Nassim Taleb as Populist, as Reactionary

http://www.ft.com/cms/s/0/5d5aa24e-23a4-11de-996a-00144feabdc0.html

Ten principles for a Black Swan-proof world
By Nassim Nicholas Taleb

Highlights:

<> "Let us move voluntarily into Capitalism 2.0 by helping what needs to be broken break on its own, converting debt into equity, marginalising the economics and business school establishments, shutting down the “Nobel” in economics, banning leveraged buyouts, putting bankers where they belong, clawing back the bonuses of those who got us here, and teaching people to navigate a world with fewer certainties."

Private equity (financed with leverage) helps small businesses grow and allows exits for entrepreneur (making entrepreneurship more attractive and encouraging innovation).

<> "The economics establishment (universities, regulators, central bankers, government officials, various organisations staffed with economists) lost its legitimacy with the failure of the system. It is irresponsible and foolish to put our trust in the ability of such experts to get us out of this mess. Instead, find the smart people whose hands are clean."

Question: OK, the experts got it wrong, but having amateurs solve the problem hardly seems to be a sensible solution.

Also, note that Mr.

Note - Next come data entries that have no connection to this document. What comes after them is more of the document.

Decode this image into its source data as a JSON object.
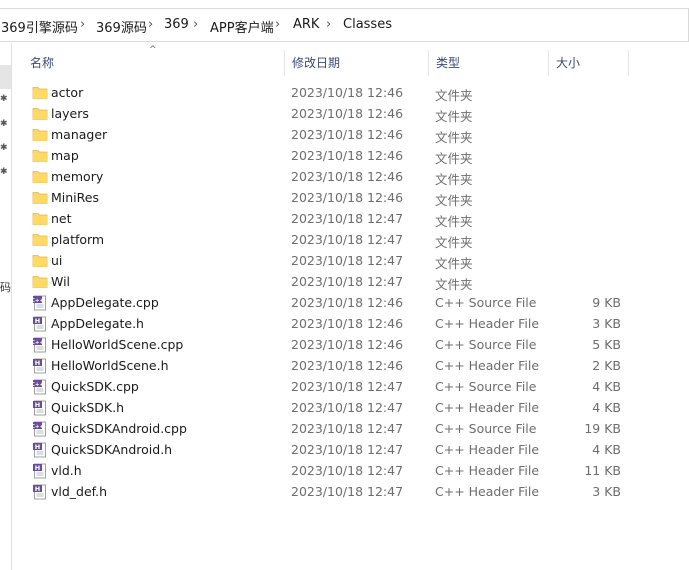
{
  "breadcrumb": [
    "369引擎源码",
    "369源码",
    "369",
    "APP客户端",
    "ARK",
    "Classes"
  ],
  "nav": {
    "partial_char": "码"
  },
  "columns": {
    "name": "名称",
    "modified": "修改日期",
    "type": "类型",
    "size": "大小"
  },
  "files": [
    {
      "name": "actor",
      "date": "2023/10/18 12:46",
      "type": "文件夹",
      "size": "",
      "icon": "folder-icon"
    },
    {
      "name": "layers",
      "date": "2023/10/18 12:46",
      "type": "文件夹",
      "size": "",
      "icon": "folder-icon"
    },
    {
      "name": "manager",
      "date": "2023/10/18 12:46",
      "type": "文件夹",
      "size": "",
      "icon": "folder-icon"
    },
    {
      "name": "map",
      "date": "2023/10/18 12:46",
      "type": "文件夹",
      "size": "",
      "icon": "folder-icon"
    },
    {
      "name": "memory",
      "date": "2023/10/18 12:46",
      "type": "文件夹",
      "size": "",
      "icon": "folder-icon"
    },
    {
      "name": "MiniRes",
      "date": "2023/10/18 12:46",
      "type": "文件夹",
      "size": "",
      "icon": "folder-icon"
    },
    {
      "name": "net",
      "date": "2023/10/18 12:47",
      "type": "文件夹",
      "size": "",
      "icon": "folder-icon"
    },
    {
      "name": "platform",
      "date": "2023/10/18 12:47",
      "type": "文件夹",
      "size": "",
      "icon": "folder-icon"
    },
    {
      "name": "ui",
      "date": "2023/10/18 12:47",
      "type": "文件夹",
      "size": "",
      "icon": "folder-icon"
    },
    {
      "name": "Wil",
      "date": "2023/10/18 12:47",
      "type": "文件夹",
      "size": "",
      "icon": "folder-icon"
    },
    {
      "name": "AppDelegate.cpp",
      "date": "2023/10/18 12:46",
      "type": "C++ Source File",
      "size": "9 KB",
      "icon": "cpp-file-icon"
    },
    {
      "name": "AppDelegate.h",
      "date": "2023/10/18 12:46",
      "type": "C++ Header File",
      "size": "3 KB",
      "icon": "h-file-icon"
    },
    {
      "name": "HelloWorldScene.cpp",
      "date": "2023/10/18 12:46",
      "type": "C++ Source File",
      "size": "5 KB",
      "icon": "cpp-file-icon"
    },
    {
      "name": "HelloWorldScene.h",
      "date": "2023/10/18 12:46",
      "type": "C++ Header File",
      "size": "2 KB",
      "icon": "h-file-icon"
    },
    {
      "name": "QuickSDK.cpp",
      "date": "2023/10/18 12:47",
      "type": "C++ Source File",
      "size": "4 KB",
      "icon": "cpp-file-icon"
    },
    {
      "name": "QuickSDK.h",
      "date": "2023/10/18 12:47",
      "type": "C++ Header File",
      "size": "4 KB",
      "icon": "h-file-icon"
    },
    {
      "name": "QuickSDKAndroid.cpp",
      "date": "2023/10/18 12:47",
      "type": "C++ Source File",
      "size": "19 KB",
      "icon": "cpp-file-icon"
    },
    {
      "name": "QuickSDKAndroid.h",
      "date": "2023/10/18 12:47",
      "type": "C++ Header File",
      "size": "4 KB",
      "icon": "h-file-icon"
    },
    {
      "name": "vld.h",
      "date": "2023/10/18 12:47",
      "type": "C++ Header File",
      "size": "11 KB",
      "icon": "h-file-icon"
    },
    {
      "name": "vld_def.h",
      "date": "2023/10/18 12:47",
      "type": "C++ Header File",
      "size": "3 KB",
      "icon": "h-file-icon"
    }
  ]
}
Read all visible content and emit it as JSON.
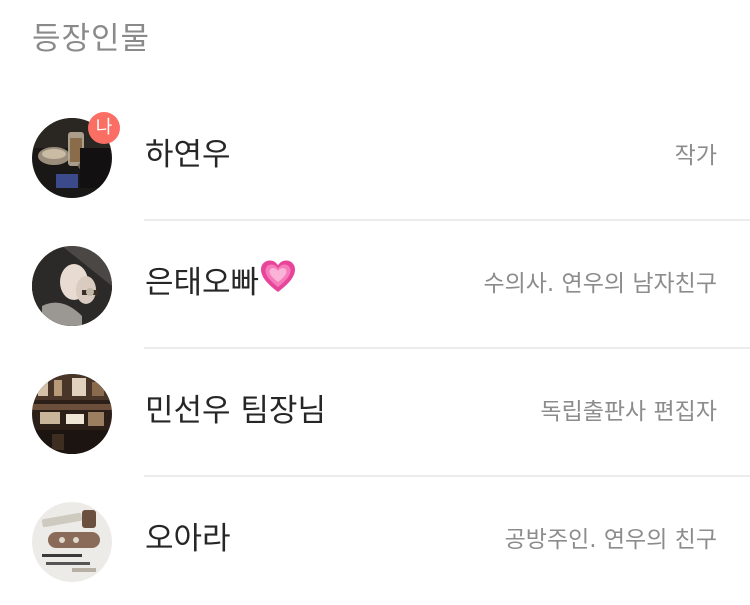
{
  "section": {
    "title": "등장인물"
  },
  "characters": [
    {
      "name": "하연우",
      "role": "작가",
      "badge": "나",
      "avatar_icon": "cafe-photo-avatar"
    },
    {
      "name": "은태오빠",
      "role": "수의사. 연우의 남자친구",
      "emoji_icon": "growing-heart-emoji",
      "avatar_icon": "holding-hands-photo-avatar"
    },
    {
      "name": "민선우 팀장님",
      "role": "독립출판사 편집자",
      "avatar_icon": "bookstore-photo-avatar"
    },
    {
      "name": "오아라",
      "role": "공방주인. 연우의 친구",
      "avatar_icon": "craft-tools-photo-avatar"
    }
  ]
}
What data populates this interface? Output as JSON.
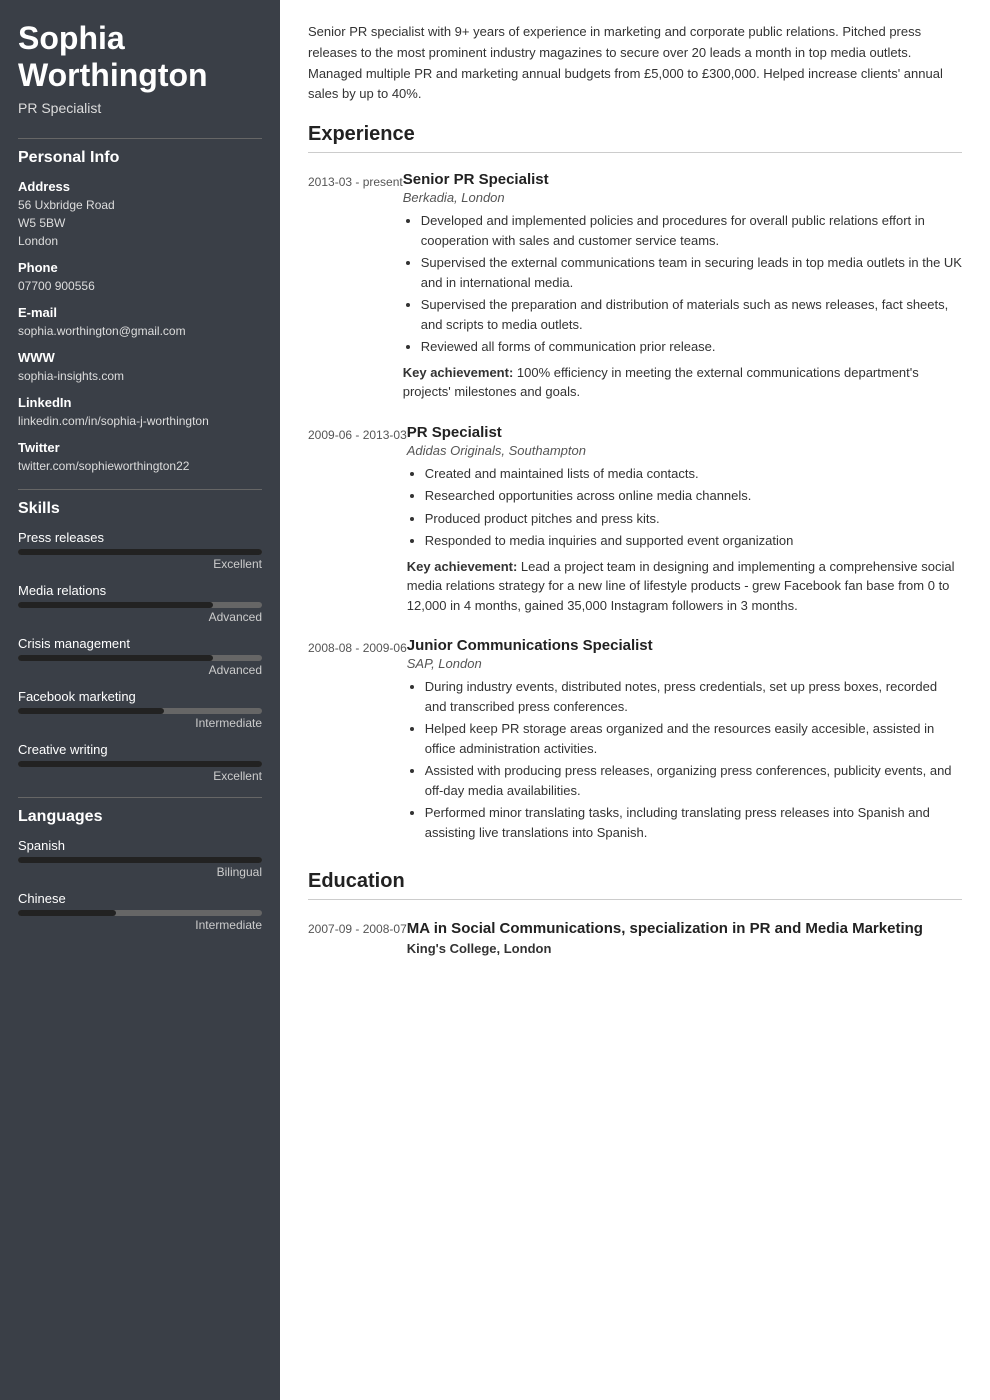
{
  "sidebar": {
    "name": "Sophia Worthington",
    "subtitle": "PR Specialist",
    "personal_info": {
      "section_title": "Personal Info",
      "address_label": "Address",
      "address_line1": "56 Uxbridge Road",
      "address_line2": "W5 5BW",
      "address_line3": "London",
      "phone_label": "Phone",
      "phone": "07700 900556",
      "email_label": "E-mail",
      "email": "sophia.worthington@gmail.com",
      "www_label": "WWW",
      "www": "sophia-insights.com",
      "linkedin_label": "LinkedIn",
      "linkedin": "linkedin.com/in/sophia-j-worthington",
      "twitter_label": "Twitter",
      "twitter": "twitter.com/sophieworthington22"
    },
    "skills": {
      "section_title": "Skills",
      "items": [
        {
          "name": "Press releases",
          "percent": 100,
          "level": "Excellent"
        },
        {
          "name": "Media relations",
          "percent": 80,
          "level": "Advanced"
        },
        {
          "name": "Crisis management",
          "percent": 80,
          "level": "Advanced"
        },
        {
          "name": "Facebook marketing",
          "percent": 60,
          "level": "Intermediate"
        },
        {
          "name": "Creative writing",
          "percent": 100,
          "level": "Excellent"
        }
      ]
    },
    "languages": {
      "section_title": "Languages",
      "items": [
        {
          "name": "Spanish",
          "percent": 100,
          "level": "Bilingual"
        },
        {
          "name": "Chinese",
          "percent": 40,
          "level": "Intermediate"
        }
      ]
    }
  },
  "main": {
    "summary": "Senior PR specialist with 9+ years of experience in marketing and corporate public relations. Pitched press releases to the most prominent industry magazines to secure over 20 leads a month in top media outlets. Managed multiple PR and marketing annual budgets from £5,000 to £300,000. Helped increase clients' annual sales by up to 40%.",
    "experience": {
      "section_title": "Experience",
      "items": [
        {
          "date": "2013-03 - present",
          "title": "Senior PR Specialist",
          "company": "Berkadia, London",
          "bullets": [
            "Developed and implemented policies and procedures for overall public relations effort in cooperation with sales and customer service teams.",
            "Supervised the external communications team in securing leads in top media outlets in the UK and in international media.",
            "Supervised the preparation and distribution of materials such as news releases, fact sheets, and scripts to media outlets.",
            "Reviewed all forms of communication prior release."
          ],
          "key_achievement": "Key achievement: 100% efficiency in meeting the external communications department's projects' milestones and goals."
        },
        {
          "date": "2009-06 - 2013-03",
          "title": "PR Specialist",
          "company": "Adidas Originals, Southampton",
          "bullets": [
            "Created and maintained lists of media contacts.",
            "Researched opportunities across online media channels.",
            "Produced product pitches and press kits.",
            "Responded to media inquiries and supported event organization"
          ],
          "key_achievement": "Key achievement: Lead a project team in designing and implementing a comprehensive social media relations strategy for a new line of lifestyle products - grew Facebook fan base from 0 to 12,000 in 4 months, gained 35,000 Instagram followers in 3 months."
        },
        {
          "date": "2008-08 - 2009-06",
          "title": "Junior Communications Specialist",
          "company": "SAP, London",
          "bullets": [
            "During industry events, distributed notes, press credentials, set up press boxes, recorded and transcribed press conferences.",
            "Helped keep PR storage areas organized and the resources easily accesible, assisted in office administration activities.",
            "Assisted with producing press releases, organizing press conferences, publicity events, and off-day media availabilities.",
            "Performed minor translating tasks, including translating press releases into Spanish and assisting live translations into Spanish."
          ],
          "key_achievement": ""
        }
      ]
    },
    "education": {
      "section_title": "Education",
      "items": [
        {
          "date": "2007-09 - 2008-07",
          "title": "MA in Social Communications, specialization in PR and Media Marketing",
          "school": "King's College, London"
        }
      ]
    }
  }
}
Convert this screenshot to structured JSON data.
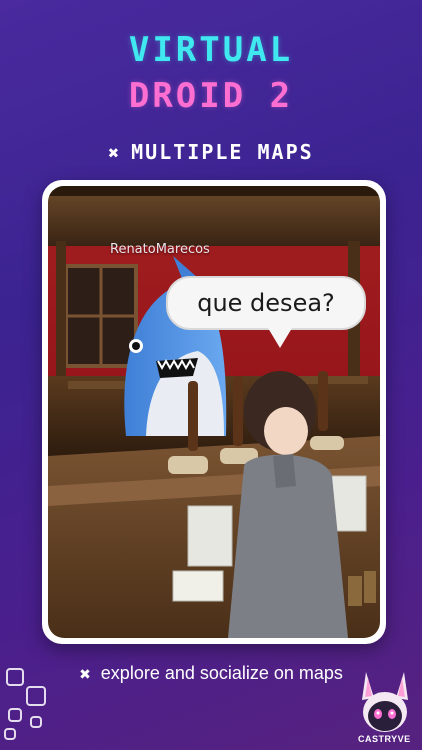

Taleb is part of the same establishment. He does not hide this (his credentials are clearly stated at the bottom of the article "The writer is a veteran trader, a distinguished professor at New York University’s Polytechnic Institute and the author of The Black Swan: The Impact of the Highly Improbable") but he does not mention the legion of PhDs in mathematical finance that he "unleashed." Also, "the veteran trader" managed a hedge fund.

"Economic life should be definancialised. We should learn not to use markets as storehouses of value: they do not harbour the certainties that normal citizens require. Citizens should experience anxiety about their own businesses (which they control), not their investments (which they do not control)."

Average people need to invest in financial markets in order to prevent inflation from clawing away at their retirement savings. Also, most people are not business owners, but agents of anothers' business. A middle manager of a paper company in Scranton, PA hardly has control over his destiny, and I'm not sure what his retirement strategy would look like without financial markets.